Возобновились шумные разговоры, снова раздался смех. Упомянули имя Огнянова, и он стал прислушиваться. Петр Овчаров, Райчин, Спиридончо, Иван Остен и другие завели разговор о предстоящем восстании.
— Я уже совсем приготовился к свадьбе, жду только револьвера из Пловдива. Послал за него сто семьдесят грошей, — три барана продал, — говорил пастух Петр Овчаров, председатель местного комитета.

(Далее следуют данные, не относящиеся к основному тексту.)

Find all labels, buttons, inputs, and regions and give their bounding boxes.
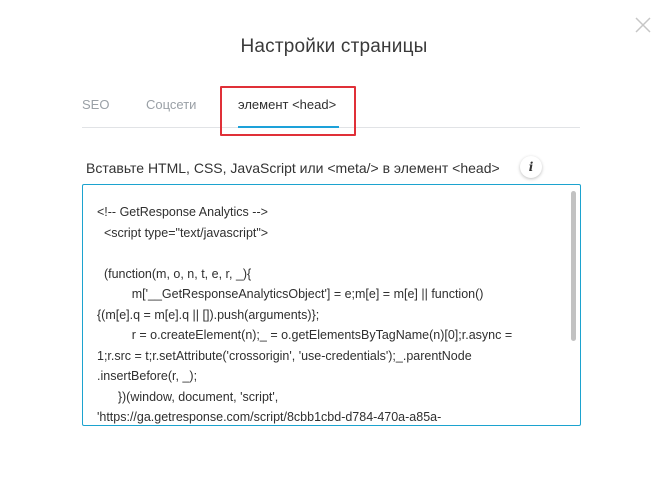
code-line: {(m[e].q = m[e].q || []).push(arguments)… [97, 307, 320, 322]
head-code-textarea[interactable]: <!-- GetResponse Analytics --> <script t… [82, 184, 581, 426]
code-line: m['__GetResponseAnalyticsObject'] = e;m[… [97, 287, 484, 301]
code-line: r = o.createElement(n);_ = o.getElements… [97, 328, 513, 342]
tab-seo[interactable]: SEO [82, 97, 109, 112]
head-code-label: Вставьте HTML, CSS, JavaScript или <meta… [86, 160, 500, 176]
close-icon [635, 17, 651, 33]
dialog-title: Настройки страницы [240, 36, 428, 57]
code-line: .insertBefore(r, _); [97, 369, 198, 383]
code-line: 'https://ga.getresponse.com/script/8cbb1… [97, 410, 442, 424]
code-line: <script type="text/javascript"> [97, 225, 269, 240]
code-line: })(window, document, 'script', [97, 389, 279, 404]
tab-highlight-annotation [220, 86, 356, 136]
close-button[interactable] [632, 14, 654, 36]
code-line: (function(m, o, n, t, e, r, _){ [97, 266, 252, 281]
code-content[interactable]: <!-- GetResponse Analytics --> <script t… [97, 202, 559, 425]
tab-social[interactable]: Соцсети [146, 97, 196, 112]
code-scrollbar-thumb[interactable] [571, 191, 576, 341]
code-line: 1;r.src = t;r.setAttribute('crossorigin'… [97, 348, 472, 363]
code-line: <!-- GetResponse Analytics --> [97, 205, 268, 219]
info-icon[interactable]: i [520, 156, 542, 178]
page-settings-dialog: Настройки страницы SEO Соцсети элемент <… [0, 0, 668, 488]
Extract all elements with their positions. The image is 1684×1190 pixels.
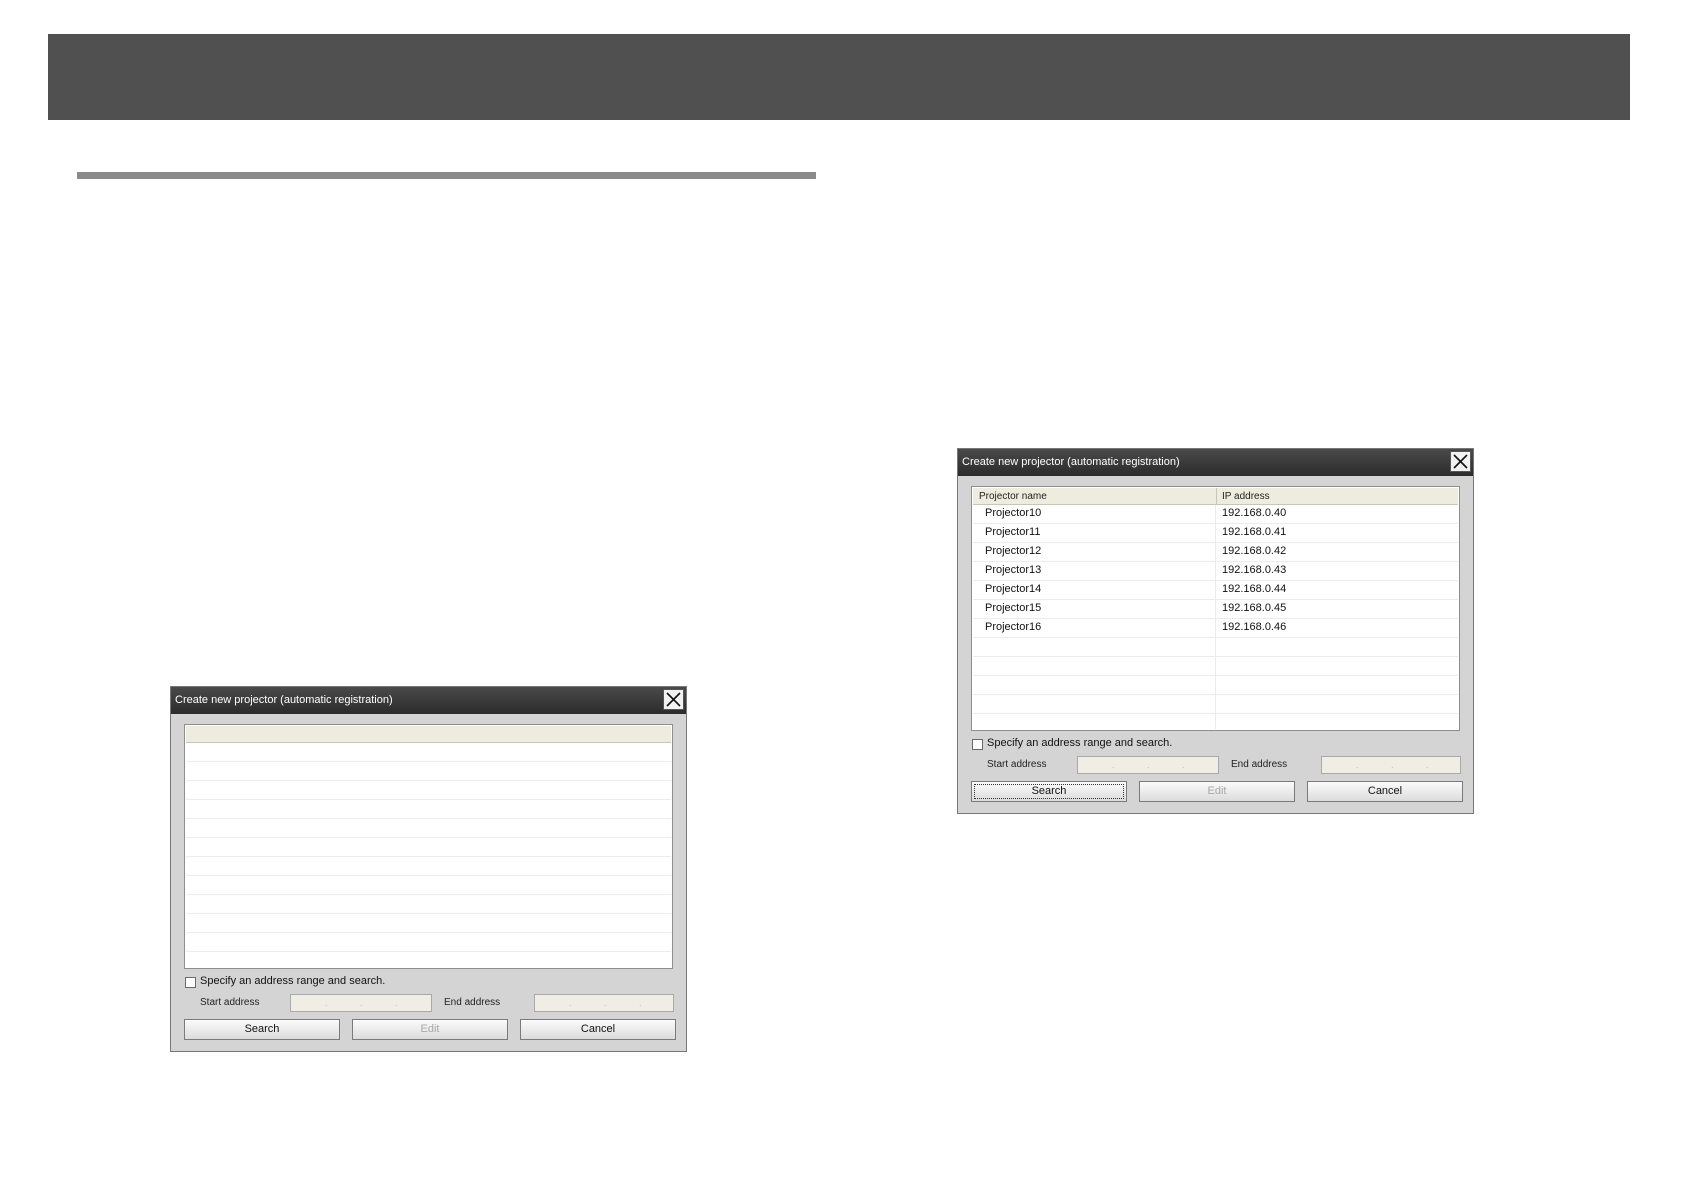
- table-row[interactable]: Projector10 192.168.0.40: [973, 505, 1458, 524]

— Но мы не знаем толком, когда поднимут знамя. Одни говорят, что мы обагрим свои клинки на благовещенье, другие — на юрьев день, а дядя Божил откладывает дело до лета… — говорил Спиридончо, стройный, красивый парень.
— Подожди, пока закукует кукушка и зашумит дубрава… Впрочем, я готов хоть сейчас, — пусть только скажут.
— Да, наша Стара-планина многих юнаков укрывала и нас укроет, — проговорил Иван Остен.
— Петр, так, значит, учитель двоих ухлопал? Молодчина!
— Когда же он приедет к нам в гости? Поцеловать бы ту руку, что так ласкать умеет, — сказал Райчин.
— Он нас опередил, учитель-то, но мы постараемся его догнать. Мы в этих делах тоже смыслим, — отозвался Иван Остен. Иван Остен был богатырь и меткий стрелок. Убийство Дели-Ахмеда, совершенное в прошлом году, приписывали ему. Местные турки следили за ним, но пока безуспешно.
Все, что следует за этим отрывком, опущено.